While the G7 statement expressed concern at the “unabated expansion of Iran’s nuclear program, it made no specific reference to the JCPOA while calling on Iran to “fulfill its legal obligations and political commitments in the field of nuclear non-proliferation without further delay.”

The statement pledged to continue work between the G7 and “other international partners…to address Iran’s nuclear escalation and insufficient cooperation with the IAEA [International Atomic Energy Agency] regarding its [Nuclear] Non-Proliferation Treaty (NPT) safeguards agreement.” One of the issues holding up progress in JCPOA talks has reportedly been Iran’s demand that the IAEA drop a probe into unexplained uranium traces found in sites related to Iran’s nuclear work before 2003.

The G7 statement also condemned Iran “destabilizing activities in and around the Middle East,” including “transfers of…advanced weaponry to state and non-state actors,” apparently a reference to Iran’s links with Syria’s President Bashar al-Assad, Hezbollah in Lebanon, armed Palestinian groups, and Ansar Allah in Yemen.

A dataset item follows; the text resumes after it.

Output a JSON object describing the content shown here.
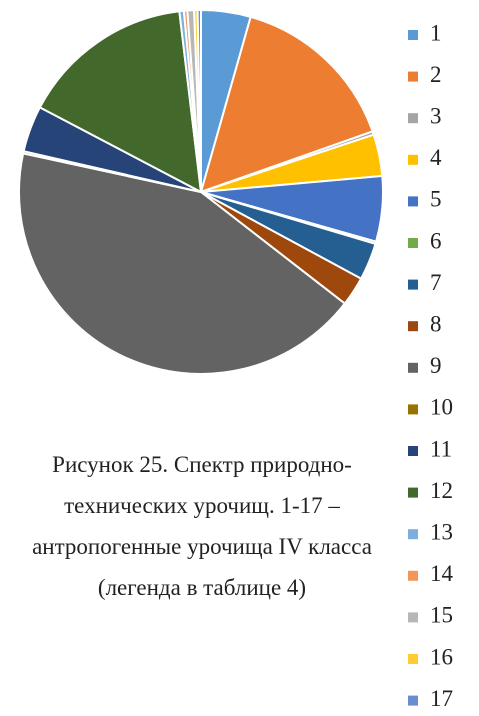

The statement deplored “the Iranian government’s erosion of civil space, and independent journalism, its targeting of human rights defenders, including by shutting down the internet and social media.” It urged Iranian authorities to “treat women as equal, respecting the universal rights provided to them under the relevant international human rights treaties.” It called for the release in Iran of “unjustly detained prisoners, including recently arrested protesters, children, journalists and human rights defenders, and... accountability for perpetrators of human rights violations and abuses.”